Does infertility treatment always mean IVF? No. IVF is one important form of infertility treatment, but it is not automatically the first or only option.
Fertility care normally begins by identifying the possible infertility cause. This may involve checking ovulation, hormone levels, ovarian reserve, the uterus and fallopian tubes, and the male partner’s semen parameters.
Some couples may be advised to begin with fertile-window guidance, treatment of a hormonal condition, ovulation induction, timed intercourse, surgery, or IUI. IVF may be recommended sooner when simpler approaches are unlikely to work or when delaying treatment could reduce the chance of pregnancy.
The correct treatment is therefore not the most advanced procedure. It is the option that best addresses the diagnosed fertility problem while considering age, time, previous treatment, risks, cost, and personal priorities.
| Question | Direct answer |
|---|---|
| Is IVF the only infertility treatment? | No. Treatment may include medical care, fertile-window guidance, ovulation induction, surgery, IUI, IVF, ICSI, donor treatment, or fertility preservation. |
| What usually comes before treatment? | A fertility assessment of both partners, when applicable. |
| Can pregnancy occur without IVF? | Yes. Some people conceive after correcting an underlying condition, improving ovulation timing, using fertility medication, or undergoing IUI. |
| When may IVF be needed sooner? | IVF may be considered earlier for blocked fallopian tubes, severe male-factor infertility, age-related concerns, significantly reduced ovarian reserve, or previous treatment failure. |
| How many IUI attempts should be tried? | There is no fixed number for everyone. Age, diagnosis and expected success should guide when the plan is reviewed. |
| Does IVF guarantee pregnancy? | No. IVF can improve the chance of pregnancy in appropriate cases, but it cannot guarantee fertilisation, embryo development, implantation, or live birth. |
Infertility treatment is a broad medical pathway rather than one procedure.
It includes the evaluation, diagnosis, treatment, and emotional support provided to individuals or couples who are having difficulty achieving pregnancy.
The World Health Organization defines infertility as failure to achieve pregnancy after 12 months or more of regular unprotected sexual intercourse. WHO estimates that infertility affects approximately one in six people of reproductive age at some point in their lives.
Treatment may range from simple fertility guidance to advanced assisted reproductive technology.
Depending on the diagnosis, infertility care may include:
WHO’s infertility guideline supports progressing from simpler, cost-effective management strategies to treatments such as IUI or IVF according to clinical findings and patient preferences. It does not describe IVF as the universal starting point.
Infertility is not a single disease with one solution.
Pregnancy depends on several steps working together. An egg must develop and ovulate, sperm must reach and fertilise it, the fallopian tube must allow transport, an embryo must develop, and the uterine environment must support implantation.
A problem at any of these stages may delay pregnancy.
Starting treatment without understanding the likely barrier can lead to unnecessary medication, repeated low-probability attempts, emotional stress, and avoidable expense.

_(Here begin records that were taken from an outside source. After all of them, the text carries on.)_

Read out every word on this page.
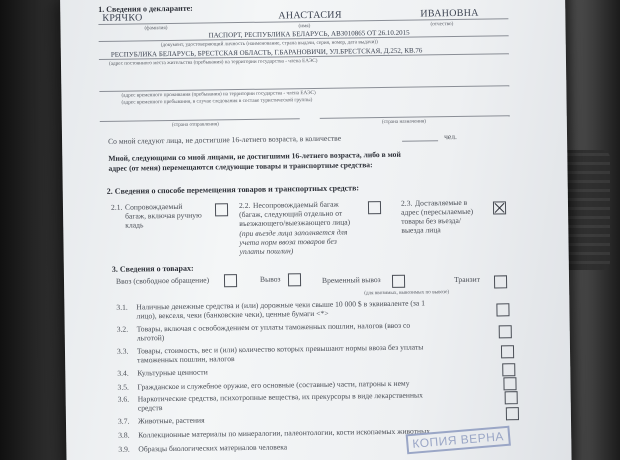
1. Сведения о декларанте:
КРЯЧКО	АНАСТАСИЯ	ИВАНОВНА
(фамилия)	(имя)	(отчество)
ПАСПОРТ, РЕСПУБЛИКА БЕЛАРУСЬ, АВ3010865 ОТ 26.10.2015
(документ, удостоверяющий личность (наименование, страна выдачи, серия, номер, дата выдачи))
РЕСПУБЛИКА БЕЛАРУСЬ, БРЕСТСКАЯ ОБЛАСТЬ, Г.БАРАНОВИЧИ, УЛ.БРЕСТСКАЯ, Д.252, КВ.76
(адрес постоянного места жительства (пребывания) на территории государства - члена ЕАЭС)
(адрес временного проживания (пребывания) на территории государства - члена ЕАЭС)
(адрес временного пребывания, в случае следования в составе туристической группы)
(страна отправления)	(страна назначения)
Со мной следуют лица, не достигшие 16-летнего возраста, в количестве	чел.
Мной, следующими со мной лицами, не достигшими 16-летнего возраста, либо в мой
адрес (от меня) перемещаются следующие товары и транспортные средства:
2. Сведения о способе перемещения товаров и транспортных средств:
2.1. Сопровождаемый
багаж, включая ручную
кладь
2.2. Несопровождаемый багаж
(багаж, следующий отдельно от
въезжающего/выезжающего лица)
(при въезде лица заполняется для
учета норм ввоза товаров без
уплаты пошлин)
2.3. Доставляемые в
адрес (пересылаемые)
товары без въезда/
выезда лица
3. Сведения о товарах:
Ввоз (свободное обращение)	Вывоз	Временный вывоз	Транзит
(для ввозимых, вывозимых по вывозе)
3.1. Наличные денежные средства и (или) дорожные чеки свыше 10 000 $ в эквиваленте (за 1
лицо), векселя, чеки (банковские чеки), ценные бумаги <*>
3.2. Товары, включая с освобождением от уплаты таможенных пошлин, налогов (ввоз со
льготой)
3.3. Товары, стоимость, вес и (или) количество которых превышают нормы ввоза без уплаты
таможенных пошлин, налогов
3.4. Культурные ценности
3.5. Гражданское и служебное оружие, его основные (составные) части, патроны к нему
3.6. Наркотические средства, психотропные вещества, их прекурсоры в виде лекарственных
средств
3.7. Животные, растения
3.8. Коллекционные материалы по минералогии, палеонтологии, кости ископаемых животных
3.9. Образцы биологических материалов человека	КОПИЯ ВЕРНА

A structured fertility assessment at Slavica IVF helps the fertility specialist decide whether a lower-intensity treatment is reasonable or whether IVF may provide a more appropriate pathway.
ASRM recommends that infertility evaluation be systematic, timely, and cost-conscious, beginning with less invasive methods for identifying common causes. Evaluation should consider age, duration of infertility, medical history, and the couple’s preferences.
For most women under 35, fertility evaluation is generally recommended after 12 months of regular unprotected intercourse without pregnancy.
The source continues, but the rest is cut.